The annual session was scheduled to end May 2 but had to be extended because the House and Senate did not agree on a budget. Perez and Senate President Ben Albritton, R-Wauchula, indicated on May 2 that they had reached a “framework” that would include $2.8 billion in tax cuts, including reducing the sales-tax rate.
But behind-the-scenes talks blew up last week, with Perez accusing Albritton of backing out of the agreement on the budget framework. That has left unresolved budget “allocations,” which determine how much overall money will go to areas such as education and health and human services. Allocations need to be set before conference committees can begin formally negotiating details of the budget.
In a memo Friday, Senate President Ben Albritton, R-Wauchula, said senators raised concerns that a cut in the sales-tax rate would not be “meaningful, felt, or seen by families and seniors when compared with other available options.”
The Senate last month pitched a plan that included providing a sales-tax exemption on clothes and shoes valued at $75 or less. The Senate plan also included sales-tax “holidays” and trimming a tax on commercial leases.
Amid the standoff, Perez said the House has made offers, including the “lean” budget proposal. He said that would “bank all the extra money into reserves. While not an ideal solution, it would represent a hard break from recent spending practices and push the issue into next session.”
Other offers, he said, included eliminating the 2 percent tax on commercial leases, eliminating the communications services tax, eliminating gross-receipts taxes and increasing exemption levels for the corporate income tax. He framed each idea as being part of efforts to reduce state revenue.

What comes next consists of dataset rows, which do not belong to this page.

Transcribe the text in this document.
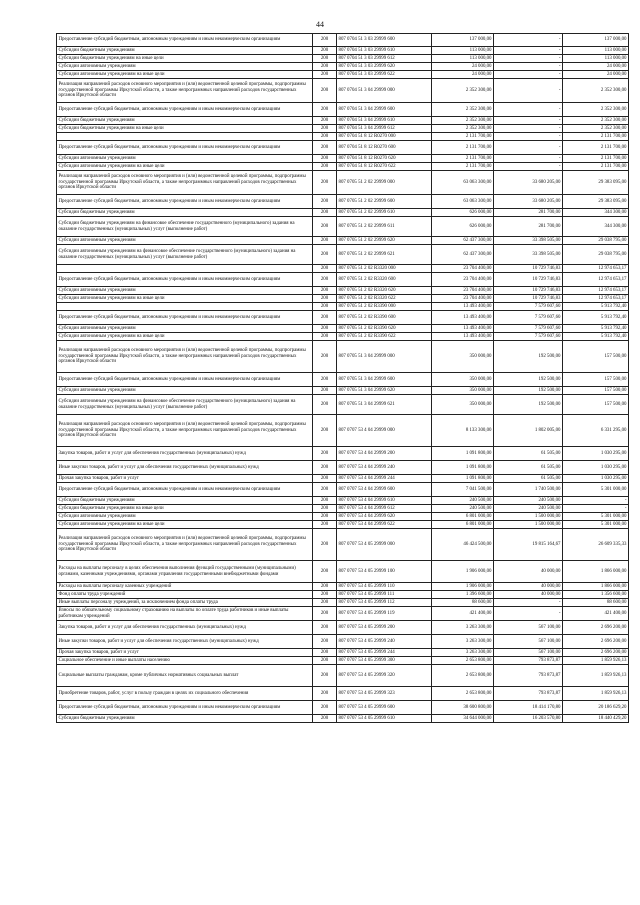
44
Предоставление субсидий бюджетным, автономным учреждениям и иным некоммерческим организациям	200	807 0704 51 3 03 29999 600	137 000,00	-	137 000,00
Субсидии бюджетным учреждениям	200	807 0704 51 3 03 29999 610	113 000,00	-	113 000,00
Субсидии бюджетным учреждениям на иные цели	200	807 0704 51 3 03 29999 612	113 000,00	-	113 000,00
Субсидии автономным учреждениям	200	807 0704 51 3 03 29999 620	24 000,00	-	24 000,00
Субсидии автономным учреждениям на иные цели	200	807 0704 51 3 03 29999 622	24 000,00	-	24 000,00
Реализация направлений расходов основного мероприятия и (или) ведомственной целевой программы, подпрограммы государственной программы Иркутской области, а также непрограммных направлений расходов государственных органов Иркутской области	200	807 0704 51 3 04 29999 000	2 352 300,00	-	2 352 300,00
Предоставление субсидий бюджетным, автономным учреждениям и иным некоммерческим организациям	200	807 0704 51 3 04 29999 600	2 352 300,00	-	2 352 300,00
Субсидии бюджетным учреждениям	200	807 0704 51 3 04 29999 610	2 352 300,00	-	2 352 300,00
Субсидии бюджетным учреждениям на иные цели	200	807 0704 51 3 04 29999 612	2 352 300,00	-	2 352 300,00
	200	807 0704 51 8 12 R0270 000	2 131 700,00	-	2 131 700,00
Предоставление субсидий бюджетным, автономным учреждениям и иным некоммерческим организациям	200	807 0704 51 8 12 R0270 600	2 131 700,00	-	2 131 700,00
Субсидии автономным учреждениям	200	807 0704 51 8 12 R0270 620	2 131 700,00	-	2 131 700,00
Субсидии автономным учреждениям на иные цели	200	807 0704 51 8 12 R0270 622	2 131 700,00	-	2 131 700,00
Реализация направлений расходов основного мероприятия и (или) ведомственной целевой программы, подпрограммы государственной программы Иркутской области, а также непрограммных направлений расходов государственных органов Иркутской области	200	807 0705 51 2 02 29999 000	63 063 300,00	33 680 205,00	29 383 095,00
Предоставление субсидий бюджетным, автономным учреждениям и иным некоммерческим организациям	200	807 0705 51 2 02 29999 600	63 063 300,00	33 680 205,00	29 383 095,00
Субсидии бюджетным учреждениям	200	807 0705 51 2 02 29999 610	626 000,00	281 700,00	344 300,00
Субсидии бюджетным учреждениям на финансовое обеспечение государственного (муниципального) задания на оказание государственных (муниципальных) услуг (выполнение работ)	200	807 0705 51 2 02 29999 611	626 000,00	281 700,00	344 300,00
Субсидии автономным учреждениям	200	807 0705 51 2 02 29999 620	62 437 300,00	33 398 505,00	29 038 795,00
Субсидии автономным учреждениям на финансовое обеспечение государственного (муниципального) задания на оказание государственных (муниципальных) услуг (выполнение работ)	200	807 0705 51 2 02 29999 621	62 437 300,00	33 398 505,00	29 038 795,00
	200	807 0705 51 2 02 R3320 000	23 704 400,00	10 729 746,83	12 974 653,17
Предоставление субсидий бюджетным, автономным учреждениям и иным некоммерческим организациям	200	807 0705 51 2 02 R3320 600	23 704 400,00	10 729 746,83	12 974 653,17
Субсидии автономным учреждениям	200	807 0705 51 2 02 R3320 620	23 704 400,00	10 729 746,83	12 974 653,17
Субсидии автономным учреждениям на иные цели	200	807 0705 51 2 02 R3320 622	23 704 400,00	10 729 746,83	12 974 653,17
	200	807 0705 51 2 02 R3390 000	13 493 400,00	7 579 607,60	5 913 792,40
Предоставление субсидий бюджетным, автономным учреждениям и иным некоммерческим организациям	200	807 0705 51 2 02 R3390 600	13 493 400,00	7 579 607,60	5 913 792,40
Субсидии автономным учреждениям	200	807 0705 51 2 02 R3390 620	13 493 400,00	7 579 607,60	5 913 792,40
Субсидии автономным учреждениям на иные цели	200	807 0705 51 2 02 R3390 622	13 493 400,00	7 579 607,60	5 913 792,40
Реализация направлений расходов основного мероприятия и (или) ведомственной целевой программы, подпрограммы государственной программы Иркутской области, а также непрограммных направлений расходов государственных органов Иркутской области	200	807 0705 51 3 04 29999 000	350 000,00	192 500,00	157 500,00
Предоставление субсидий бюджетным, автономным учреждениям и иным некоммерческим организациям	200	807 0705 51 3 04 29999 600	350 000,00	192 500,00	157 500,00
Субсидии автономным учреждениям	200	807 0705 51 3 04 29999 620	350 000,00	192 500,00	157 500,00
Субсидии автономным учреждениям на финансовое обеспечение государственного (муниципального) задания на оказание государственных (муниципальных) услуг (выполнение работ)	200	807 0705 51 3 04 29999 621	350 000,00	192 500,00	157 500,00
Реализация направлений расходов основного мероприятия и (или) ведомственной целевой программы, подпрограммы государственной программы Иркутской области, а также непрограммных направлений расходов государственных органов Иркутской области	200	807 0707 53 4 04 29999 000	8 133 300,00	1 802 005,00	6 331 295,00
Закупка товаров, работ и услуг для обеспечения государственных (муниципальных) нужд	200	807 0707 53 4 04 29999 200	1 091 800,00	61 505,00	1 030 295,00
Иные закупки товаров, работ и услуг для обеспечения государственных (муниципальных) нужд	200	807 0707 53 4 04 29999 240	1 091 800,00	61 505,00	1 030 295,00
Прочая закупка товаров, работ и услуг	200	807 0707 53 4 04 29999 244	1 091 800,00	61 505,00	1 030 295,00
Предоставление субсидий бюджетным, автономным учреждениям и иным некоммерческим организациям	200	807 0707 53 4 04 29999 600	7 041 500,00	1 740 500,00	5 301 000,00
Субсидии бюджетным учреждениям	200	807 0707 53 4 04 29999 610	240 500,00	240 500,00	-
Субсидии бюджетным учреждениям на иные цели	200	807 0707 53 4 04 29999 612	240 500,00	240 500,00	-
Субсидии автономным учреждениям	200	807 0707 53 4 04 29999 620	6 801 000,00	1 500 000,00	5 301 000,00
Субсидии автономным учреждениям на иные цели	200	807 0707 53 4 04 29999 622	6 801 000,00	1 500 000,00	5 301 000,00
Реализация направлений расходов основного мероприятия и (или) ведомственной целевой программы, подпрограммы государственной программы Иркутской области, а также непрограммных направлений расходов государственных органов Иркутской области	200	807 0707 53 4 05 29999 000	46 424 500,00	19 815 164,67	26 609 335,33
Расходы на выплаты персоналу в целях обеспечения выполнения функций государственными (муниципальными) органами, казенными учреждениями, органами управления государственными внебюджетными фондами	200	807 0707 53 4 05 29999 100	1 906 000,00	40 000,00	1 866 000,00
Расходы на выплаты персоналу казенных учреждений	200	807 0707 53 4 05 29999 110	1 906 000,00	40 000,00	1 866 000,00
Фонд оплаты труда учреждений	200	807 0707 53 4 05 29999 111	1 396 600,00	40 000,00	1 356 600,00
Иные выплаты персоналу учреждений, за исключением фонда оплаты труда	200	807 0707 53 4 05 29999 112	88 600,00	-	88 600,00
Взносы по обязательному социальному страхованию на выплаты по оплате труда работников и иные выплаты работникам учреждений	200	807 0707 53 4 05 29999 119	421 400,00	-	421 400,00
Закупка товаров, работ и услуг для обеспечения государственных (муниципальных) нужд	200	807 0707 53 4 05 29999 200	3 263 300,00	567 100,00	2 696 200,00
Иные закупки товаров, работ и услуг для обеспечения государственных (муниципальных) нужд	200	807 0707 53 4 05 29999 240	3 263 300,00	567 100,00	2 696 200,00
Прочая закупка товаров, работ и услуг	200	807 0707 53 4 05 29999 244	3 263 300,00	567 100,00	2 696 200,00
Социальное обеспечение и иные выплаты населению	200	807 0707 53 4 05 29999 300	2 653 800,00	793 873,87	1 859 926,13
Социальные выплаты гражданам, кроме публичных нормативных социальных выплат	200	807 0707 53 4 05 29999 320	2 653 800,00	793 873,87	1 859 926,13
Приобретение товаров, работ, услуг в пользу граждан в целях их социального обеспечения	200	807 0707 53 4 05 29999 323	2 653 800,00	793 873,87	1 859 926,13
Предоставление субсидий бюджетным, автономным учреждениям и иным некоммерческим организациям	200	807 0707 53 4 05 29999 600	38 600 800,00	18 414 170,80	20 186 629,20
Субсидии бюджетным учреждениям	200	807 0707 53 4 05 29999 610	34 644 000,00	16 203 570,80	18 440 429,20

Perez ruled out DeSantis’ call to provide a one-time $1,000 rebate to homesteaded property owners that would serve as a prelude to asking voters in 2026 to lower property taxes.
“These checks do not actually lower tax rates. These checks do not solve the property-tax problem,” Perez said. “They are just state taxpayers apologizing for local-government spending, which is the kind of irresponsible idea I associate with California policymakers.”

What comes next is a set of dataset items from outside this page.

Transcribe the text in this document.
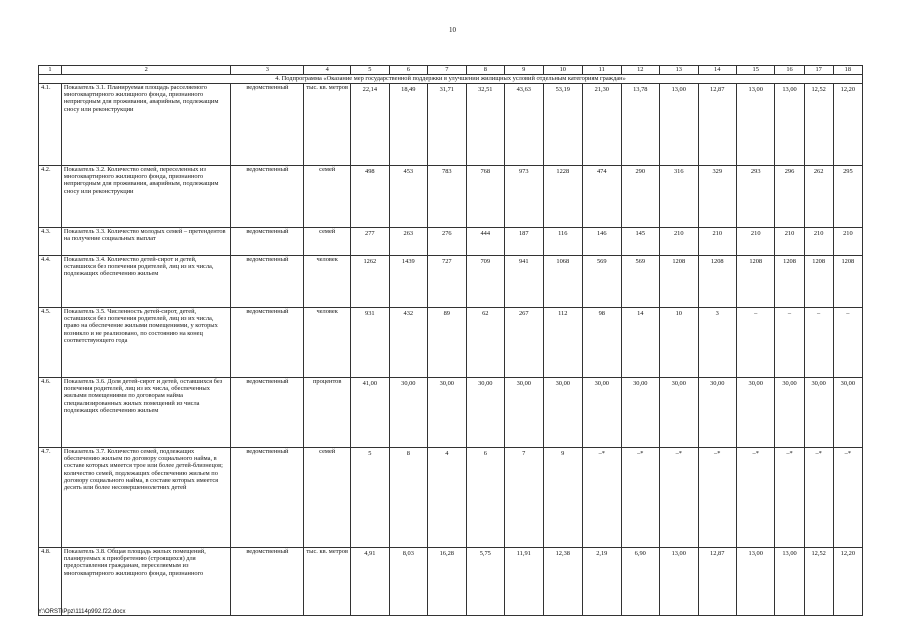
10
1	2	3	4	5	6	7	8	9	10	11	12	13	14	15	16	17	18
4. Подпрограмма «Оказание мер государственной поддержки в улучшении жилищных условий отдельным категориям граждан»																	
4.1.	Показатель 3.1. Планируемая площадь расселяемого многоквартирного жилищного фонда, признанного непригодным для проживания, аварийным, подлежащим сносу или реконструкции	ведомственный	тыс. кв. метров	22,14	18,49	31,71	32,51	43,63	53,19	21,30	13,78	13,00	12,87	13,00	13,00	12,52	12,20
4.2.	Показатель 3.2. Количество семей, переселенных из многоквартирного жилищного фонда, признанного непригодным для проживания, аварийным, подлежащим сносу или реконструкции	ведомственный	семей	498	453	783	768	973	1228	474	290	316	329	293	296	262	295
4.3.	Показатель 3.3. Количество молодых семей – претендентов на получение социальных выплат	ведомственный	семей	277	263	276	444	187	116	146	145	210	210	210	210	210	210
4.4.	Показатель 3.4. Количество детей-сирот и детей, оставшихся без попечения родителей, лиц из их числа, подлежащих обеспечению жильем	ведомственный	человек	1262	1439	727	709	941	1068	569	569	1208	1208	1208	1208	1208	1208
4.5.	Показатель 3.5. Численность детей-сирот, детей, оставшихся без попечения родителей, лиц из их числа, право на обеспечение жилыми помещениями, у которых возникло и не реализовано, по состоянию на конец соответствующего года	ведомственный	человек	931	432	89	62	267	112	98	14	10	3	–	–	–	–
4.6.	Показатель 3.6. Доля детей-сирот и детей, оставшихся без попечения родителей, лиц из их числа, обеспеченных жилыми помещениями по договорам найма специализированных жилых помещений из числа подлежащих обеспечению жильем	ведомственный	процентов	41,00	30,00	30,00	30,00	30,00	30,00	30,00	30,00	30,00	30,00	30,00	30,00	30,00	30,00
4.7.	Показатель 3.7. Количество семей, подлежащих обеспечению жильем по договору социального найма, в составе которых имеется трое или более детей-близнецов; количество семей, подлежащих обеспечению жильем по договору социального найма, в составе которых имеется десять или более несовершеннолетних детей	ведомственный	семей	5	8	4	6	7	9	–*	–*	–*	–*	–*	–*	–*	–*
4.8.	Показатель 3.8. Общая площадь жилых помещений, планируемых к приобретению (строящихся) для предоставления гражданам, переселяемым из многоквартирного жилищного фонда, признанного	ведомственный	тыс. кв. метров	4,91	8,03	16,28	5,75	11,91	12,38	2,19	6,90	13,00	12,87	13,00	13,00	12,52	12,20
Y:\ORST\Ppz\1114p992.f22.docx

Perez also has criticized DeSantis for not providing a detailed property-tax plan, as local governments and school districts rely on property taxes.
House Minority Leader Fentrice Driskell, D-Tampa, pointed to a lack of explanation about how services would continue to be funded if property taxes are cut or eliminated.
“Just eliminating property taxes would be devastating, because it would be defunding the police, defunding fire, defunding our teachers,” Driskell said. “The Republicans would be putting our local governments between a rock and a hard place, for sure.”